For the last 18 months, the focus of the public, politicians and health services across the UK has been squarely on COVID-19.
This national effort against COVID-19 is essential. So too is a resolute focus on cancer.
A looming cancer crisis
The current situation for cancer is really tough.
This isn’t anything new – workforce shortages and shortages of essential diagnostic equipment have slowed progress for years. In England, the important 62-day measure from urgent cancer referral to beginning treatment hasn’t been met nationally since December 2015. In Northern Ireland, the 62-day target has never been met.
The pandemic has only worsened the situation, but thanks to the hard work of NHS staff across the country we saw tentative signs of recovery.
Now though, the Omicron variant threatens to throw this completely off track.
Action is needed now to stop us spiralling into a cancer crisis
With primary care being redirected to ramping up the booster campaign, there’s a risk people may be put off from coming forward with potential cancer symptoms. And while in England urgent cancer surgeries have been prioritised in new guidance, non-urgent appointments and elective surgeries may be postponed.
The pandemic has already had a devastating impact on cancer patients. Cancer Research UK's patient survey resulted in almost a third experiencing delays, cancellations or changes to treatment this year. The pandemic has also had an unequal impact on different patient groups, with the number of people diagnosed with prostate, lung and bowel cancer particularly impacted.
Action is needed now to stop us spiralling into a cancer crisis. Without it, an untold number of cancer patients, families, friends and loved ones will suffer.
Doing what works, driving innovation
Last week, Chris Whitty, England’s chief medical officer, addressing a Select Committee question on cancer and COVID-19, was clear: “Finding a way to manage covid in a way that it minimises the impact on everything else is absolutely central to what we’re trying to do.” This followed assurances from the Health Secretary Sajid Javid that cancer services will be protected – and here, as across the UK, political leaders must stand by their word.
We also need to double down on what we’ve learned works through the pandemic
Right now, that means making sure that ramped up efforts on vaccines don’t inadvertently make people think the NHS is closed for business. The government and health services must continue to encourage people who notice something unusual or who are worried that they might have cancer to seek help, such as through England’s Help Us Help You campaign. These efforts must in particular be targeted at the underserved communities who already bear the greatest cancer burden.

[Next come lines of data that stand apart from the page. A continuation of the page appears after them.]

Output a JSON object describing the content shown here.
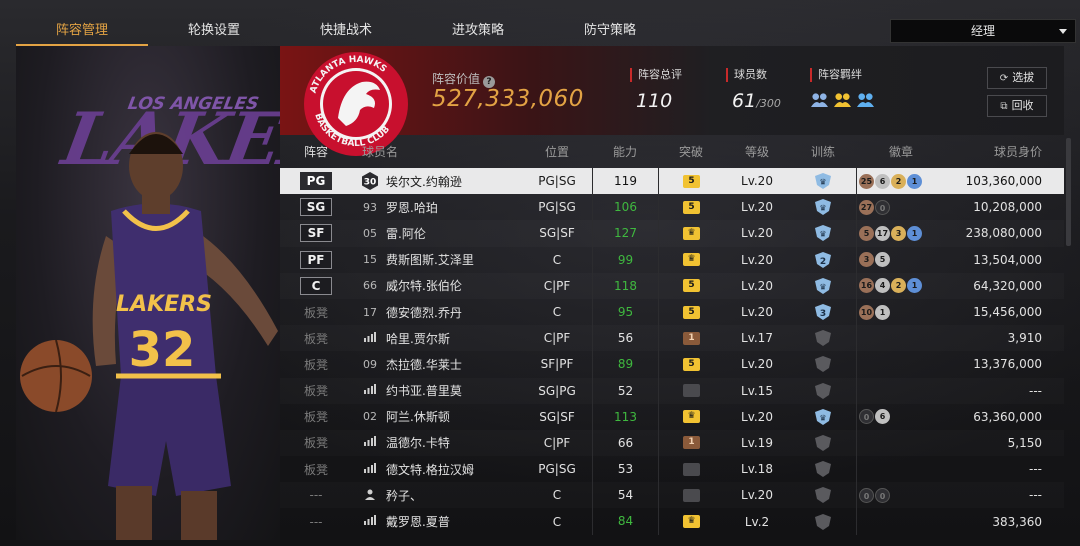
{
  "tabs": [
    {
      "label": "阵容管理",
      "active": true
    },
    {
      "label": "轮换设置",
      "active": false
    },
    {
      "label": "快捷战术",
      "active": false
    },
    {
      "label": "进攻策略",
      "active": false
    },
    {
      "label": "防守策略",
      "active": false
    }
  ],
  "manager_select": {
    "value": "经理"
  },
  "player_art": {
    "team_text": "LAKERS",
    "team_top": "LOS ANGELES",
    "jersey_number": "32",
    "jersey_name": "LAKERS"
  },
  "team": {
    "logo_ring_text": "ATLANTA HAWKS · BASKETBALL CLUB",
    "lineup_value_label": "阵容价值",
    "lineup_value": "527,333,060",
    "overall_label": "阵容总评",
    "overall": "110",
    "roster_label": "球员数",
    "roster_count": "61",
    "roster_max": "/300",
    "chemistry_label": "阵容羁绊",
    "colors": {
      "accent": "#e3a344",
      "red": "#c8102e",
      "green": "#3fb83f"
    }
  },
  "buttons": {
    "select": "选拔",
    "recall": "回收"
  },
  "columns": [
    "阵容",
    "球员名",
    "位置",
    "能力",
    "突破",
    "等级",
    "训练",
    "徽章",
    "球员身价"
  ],
  "rows": [
    {
      "slot": "PG",
      "bench": false,
      "num": "30",
      "icon": "hex",
      "name": "埃尔文.约翰逊",
      "pos": "PG|SG",
      "rating": "119",
      "green": false,
      "bk": "5",
      "bk_type": "gold",
      "lvl": "Lv.20",
      "train": "star",
      "badges": [
        [
          "25",
          "bronze"
        ],
        [
          "6",
          "silver"
        ],
        [
          "2",
          "gold"
        ],
        [
          "1",
          "blue"
        ]
      ],
      "value": "103,360,000",
      "selected": true
    },
    {
      "slot": "SG",
      "bench": false,
      "num": "93",
      "icon": "num",
      "name": "罗恩.哈珀",
      "pos": "PG|SG",
      "rating": "106",
      "green": true,
      "bk": "5",
      "bk_type": "gold",
      "lvl": "Lv.20",
      "train": "star",
      "badges": [
        [
          "27",
          "bronze"
        ],
        [
          "0",
          "dark"
        ]
      ],
      "value": "10,208,000"
    },
    {
      "slot": "SF",
      "bench": false,
      "num": "05",
      "icon": "num",
      "name": "雷.阿伦",
      "pos": "SG|SF",
      "rating": "127",
      "green": true,
      "bk": "♛",
      "bk_type": "gold",
      "lvl": "Lv.20",
      "train": "star",
      "badges": [
        [
          "5",
          "bronze"
        ],
        [
          "17",
          "silver"
        ],
        [
          "3",
          "gold"
        ],
        [
          "1",
          "blue"
        ]
      ],
      "value": "238,080,000"
    },
    {
      "slot": "PF",
      "bench": false,
      "num": "15",
      "icon": "num",
      "name": "费斯图斯.艾泽里",
      "pos": "C",
      "rating": "99",
      "green": true,
      "bk": "♛",
      "bk_type": "gold",
      "lvl": "Lv.20",
      "train": "2",
      "badges": [
        [
          "3",
          "bronze"
        ],
        [
          "5",
          "silver"
        ]
      ],
      "value": "13,504,000"
    },
    {
      "slot": "C",
      "bench": false,
      "num": "66",
      "icon": "num",
      "name": "威尔特.张伯伦",
      "pos": "C|PF",
      "rating": "118",
      "green": true,
      "bk": "5",
      "bk_type": "gold",
      "lvl": "Lv.20",
      "train": "star",
      "badges": [
        [
          "16",
          "bronze"
        ],
        [
          "4",
          "silver"
        ],
        [
          "2",
          "gold"
        ],
        [
          "1",
          "blue"
        ]
      ],
      "value": "64,320,000"
    },
    {
      "slot": "板凳",
      "bench": true,
      "num": "17",
      "icon": "num",
      "name": "德安德烈.乔丹",
      "pos": "C",
      "rating": "95",
      "green": true,
      "bk": "5",
      "bk_type": "gold",
      "lvl": "Lv.20",
      "train": "3",
      "badges": [
        [
          "10",
          "bronze"
        ],
        [
          "1",
          "silver"
        ]
      ],
      "value": "15,456,000"
    },
    {
      "slot": "板凳",
      "bench": true,
      "num": "",
      "icon": "bars",
      "name": "哈里.贾尔斯",
      "pos": "C|PF",
      "rating": "56",
      "green": false,
      "bk": "1",
      "bk_type": "bronze",
      "lvl": "Lv.17",
      "train": "gray",
      "badges": [],
      "value": "3,910"
    },
    {
      "slot": "板凳",
      "bench": true,
      "num": "09",
      "icon": "num",
      "name": "杰拉德.华莱士",
      "pos": "SF|PF",
      "rating": "89",
      "green": true,
      "bk": "5",
      "bk_type": "gold",
      "lvl": "Lv.20",
      "train": "gray",
      "badges": [],
      "value": "13,376,000"
    },
    {
      "slot": "板凳",
      "bench": true,
      "num": "",
      "icon": "bars",
      "name": "约书亚.普里莫",
      "pos": "SG|PG",
      "rating": "52",
      "green": false,
      "bk": "",
      "bk_type": "gray",
      "lvl": "Lv.15",
      "train": "gray",
      "badges": [],
      "value": "---"
    },
    {
      "slot": "板凳",
      "bench": true,
      "num": "02",
      "icon": "num",
      "name": "阿兰.休斯顿",
      "pos": "SG|SF",
      "rating": "113",
      "green": true,
      "bk": "♛",
      "bk_type": "gold",
      "lvl": "Lv.20",
      "train": "star",
      "badges": [
        [
          "0",
          "dark"
        ],
        [
          "6",
          "silver"
        ]
      ],
      "value": "63,360,000"
    },
    {
      "slot": "板凳",
      "bench": true,
      "num": "",
      "icon": "bars",
      "name": "温德尔.卡特",
      "pos": "C|PF",
      "rating": "66",
      "green": false,
      "bk": "1",
      "bk_type": "bronze",
      "lvl": "Lv.19",
      "train": "gray",
      "badges": [],
      "value": "5,150"
    },
    {
      "slot": "板凳",
      "bench": true,
      "num": "",
      "icon": "bars",
      "name": "德文特.格拉汉姆",
      "pos": "PG|SG",
      "rating": "53",
      "green": false,
      "bk": "",
      "bk_type": "gray",
      "lvl": "Lv.18",
      "train": "gray",
      "badges": [],
      "value": "---"
    },
    {
      "slot": "---",
      "bench": true,
      "num": "",
      "icon": "person",
      "name": "矜子、",
      "pos": "C",
      "rating": "54",
      "green": false,
      "bk": "",
      "bk_type": "gray",
      "lvl": "Lv.20",
      "train": "gray",
      "badges": [
        [
          "0",
          "dark"
        ],
        [
          "0",
          "dark"
        ]
      ],
      "value": "---"
    },
    {
      "slot": "---",
      "bench": true,
      "num": "",
      "icon": "bars",
      "name": "戴罗恩.夏普",
      "pos": "C",
      "rating": "84",
      "green": true,
      "bk": "♛",
      "bk_type": "gold",
      "lvl": "Lv.2",
      "train": "gray",
      "badges": [],
      "value": "383,360"
    }
  ]
}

We also need to double down on what we’ve learned works through the pandemic. For example, the surgical hub model has allowed NHS providers to set up COVID-19-safe sites for cancer surgery. But it also supported service optimisation through sharing stretched capacity and supporting clinical prioritisation. Embedding collaboration through these effective new service models going forwards will be vital.
Moreover, the pace and scale of innovation we have seen in the last 18 month would have been unimaginable before the pandemic.
From deploying triage tools such as Cytosponge and colon capsule endoscopy, to the roll-out of the first community diagnostic centres, we have seen changes that have not only kept cancer services running but have the potential to transform patient experience and outcomes for people with cancer.
As we look forward, we must nurture this spirit of innovation, recognising its role not only in keeping services running, but to get us back on the road to ambitions to transform cancer outcomes.
Building a better future
Crucially, we cannot let ambitions for cancer slip further back – cancer won't wait.
And we are rightly ambitious across the UK in our efforts to improve outcomes for cancer patients.
England’s long-term plan ambition are to see 75 per cent of cancers diagnosed at an early stage; the aim to build world class cancer services at the heart of Northern Ireland’s new cancer strategy; delivering on ambitions for cancer in Wales’ Cancer Quality Statement.
The challenge is great, but we must act. The price of inaction is too high
To get back on track and drive forward progress will require us to act boldly and think differently. This will mean accelerating measures already set out in national plans, but also go further to close the gap between ambition and reality by learning the lessons of the pandemic and continuing to foster innovation. In this, the cancer community are primed to support.
These efforts must tackle cancer inequalities. It is unacceptable that people from more deprived areas in all parts of the UK are experiencing higher cancer incidence, higher mortality rates, and poorer survival outcomes.
We know that a key limiting factor is chronic shortages in key cancer professions. The 2021 Spending Review set out budgets for the next three years – now we urgently need clarity from governments on how this investment will grow an over-burdened and under-staffed NHS workforce in each part of the country.
The challenge is great, but we must act. The price of inaction is too high.